Did you see that picture of Justin Bieber eating a burrito like an ear of corn? The photo went viral on Facebook, Twitter and dozens of news sites. But we have some bad news for you or good news depending on how you look at it. The photo is completely false.
The viral photo was actually organized by a YouTube user group known as The Yes Theory using a Justin Bieber lookalike. The pranksters first planned a fake video of Bieber's impersonator helping an old woman cross the street, but that one did not go viral. They had better luck with the idea that Bieber ate a burrito like a weirdo.
Yesterday, the pranksters finally posted a YouTube video explaining how they did it, and it was not a small company. In fact, they flew a Justin Bieber look from Canada to Los Angeles and meticulously studied Bieber's true look. They made sure the fake Bieber wore long pants and a sweatshirt because the real Bieber has a few tattoos. They even bought a wig to make Bieber's fake hair look closer to reality.
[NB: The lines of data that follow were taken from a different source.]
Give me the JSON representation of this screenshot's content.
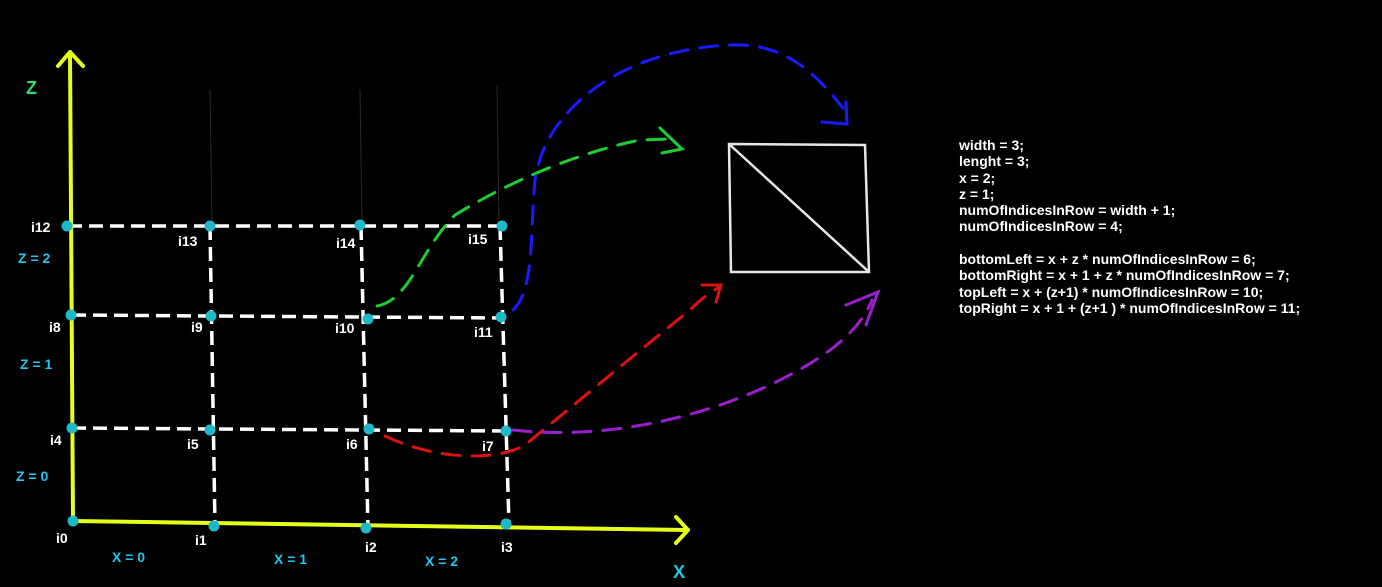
{
  "axes": {
    "x_label": "X",
    "z_label": "Z",
    "axis_color": "#e6ff1a",
    "label_color": "#22e07a",
    "x_label_color": "#22c8e6"
  },
  "column_labels": [
    "X = 0",
    "X = 1",
    "X = 2"
  ],
  "row_labels": [
    "Z = 0",
    "Z = 1",
    "Z = 2"
  ],
  "vertices": [
    "i0",
    "i1",
    "i2",
    "i3",
    "i4",
    "i5",
    "i6",
    "i7",
    "i8",
    "i9",
    "i10",
    "i11",
    "i12",
    "i13",
    "i14",
    "i15"
  ],
  "colors": {
    "grid": "#ffffff",
    "vertex": "#1fb8c8",
    "axis_text": "#1ec8f0",
    "green": "#1ecc33",
    "blue": "#1a1aff",
    "red": "#dd1111",
    "purple": "#9b1ecc",
    "quad": "#e6e6e6"
  },
  "code_lines": [
    "width = 3;",
    "lenght = 3;",
    "x = 2;",
    "z = 1;",
    "numOfIndicesInRow = width + 1;",
    "numOfIndicesInRow = 4;",
    "",
    "bottomLeft = x + z * numOfIndicesInRow = 6;",
    "bottomRight = x + 1 + z * numOfIndicesInRow = 7;",
    "topLeft = x + (z+1) * numOfIndicesInRow = 10;",
    "topRight = x + 1 + (z+1 ) * numOfIndicesInRow = 11;"
  ]
}
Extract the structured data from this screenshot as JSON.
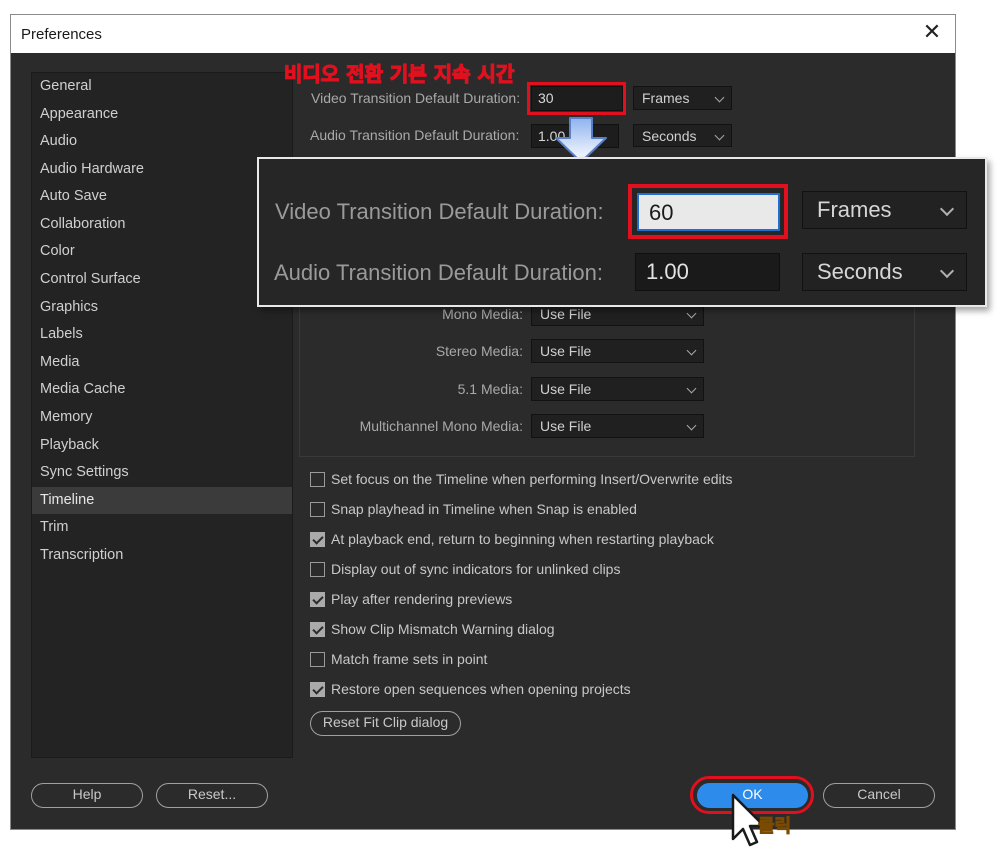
{
  "window": {
    "title": "Preferences",
    "close_glyph": "✕"
  },
  "sidebar": {
    "items": [
      {
        "label": "General"
      },
      {
        "label": "Appearance"
      },
      {
        "label": "Audio"
      },
      {
        "label": "Audio Hardware"
      },
      {
        "label": "Auto Save"
      },
      {
        "label": "Collaboration"
      },
      {
        "label": "Color"
      },
      {
        "label": "Control Surface"
      },
      {
        "label": "Graphics"
      },
      {
        "label": "Labels"
      },
      {
        "label": "Media"
      },
      {
        "label": "Media Cache"
      },
      {
        "label": "Memory"
      },
      {
        "label": "Playback"
      },
      {
        "label": "Sync Settings"
      },
      {
        "label": "Timeline"
      },
      {
        "label": "Trim"
      },
      {
        "label": "Transcription"
      }
    ],
    "selected": "Timeline"
  },
  "timeline": {
    "video_label": "Video Transition Default Duration:",
    "video_value": "30",
    "video_unit": "Frames",
    "audio_label": "Audio Transition Default Duration:",
    "audio_value": "1.00",
    "audio_unit": "Seconds",
    "media": [
      {
        "label": "Mono Media:",
        "value": "Use File"
      },
      {
        "label": "Stereo Media:",
        "value": "Use File"
      },
      {
        "label": "5.1 Media:",
        "value": "Use File"
      },
      {
        "label": "Multichannel Mono Media:",
        "value": "Use File"
      }
    ],
    "checkboxes": [
      {
        "label": "Set focus on the Timeline when performing Insert/Overwrite edits",
        "checked": false
      },
      {
        "label": "Snap playhead in Timeline when Snap is enabled",
        "checked": false
      },
      {
        "label": "At playback end, return to beginning when restarting playback",
        "checked": true
      },
      {
        "label": "Display out of sync indicators for unlinked clips",
        "checked": false
      },
      {
        "label": "Play after rendering previews",
        "checked": true
      },
      {
        "label": "Show Clip Mismatch Warning dialog",
        "checked": true
      },
      {
        "label": "Match frame sets in point",
        "checked": false
      },
      {
        "label": "Restore open sequences when opening projects",
        "checked": true
      }
    ],
    "reset_fit_clip": "Reset Fit Clip dialog"
  },
  "zoom": {
    "video_label": "Video Transition Default Duration:",
    "video_value": "60",
    "video_unit": "Frames",
    "audio_label": "Audio Transition Default Duration:",
    "audio_value": "1.00",
    "audio_unit": "Seconds"
  },
  "footer": {
    "help": "Help",
    "reset": "Reset...",
    "ok": "OK",
    "cancel": "Cancel"
  },
  "annotations": {
    "top": "비디오 전환 기본 지속 시간",
    "click": "클릭"
  },
  "colors": {
    "ok_blue": "#2d8ceb",
    "highlight_red": "#e0101e",
    "annot_yellow": "#f5c518"
  }
}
The explanatory video is actually an interesting look at how to organize a viral joke. The pranksters tried to publish the burrito picture on Reddit, but they were frustrated by the fact that they tried to publish it in r / Pics, a large community, and nobody noticed. But when they posted the image on a smaller sub, r / MildlyInfuriating, the photo finally made waves.
Paper magazine was one of the first major publications that wrote about the photo and from there it spread everywhere, from Cosmopolitan to Vanity Fair. He even reached mainstream news outlets such as the BBC and many morning television shows that discussed Bieber's burrito feeding techniques. Internet helped to spread it, but this picture was made basically for television news programs.
The pranksters talked to different media and kept the farce pretending that they simply captured the image in a West Hollywood park. So it's not like this is a simple misunderstanding. They deliberately set out to make jokes on the Internet and succeeded beyond their wildest expectations.
But as fast as the photo went viral, it's also being discredited with incredible speed. The question, of course, is how many people who saw the first photo will see the demystifier.
Some people, no doubt, will be angry about the deception, but considering all things, this was pretty smooth. At least in the grand scheme of things. The internet is full of false photos. But at least this was not an anti-Semitic deception about George Soros. You do not even need the internet to see them. The President himself often shouts about that shit on Fox News.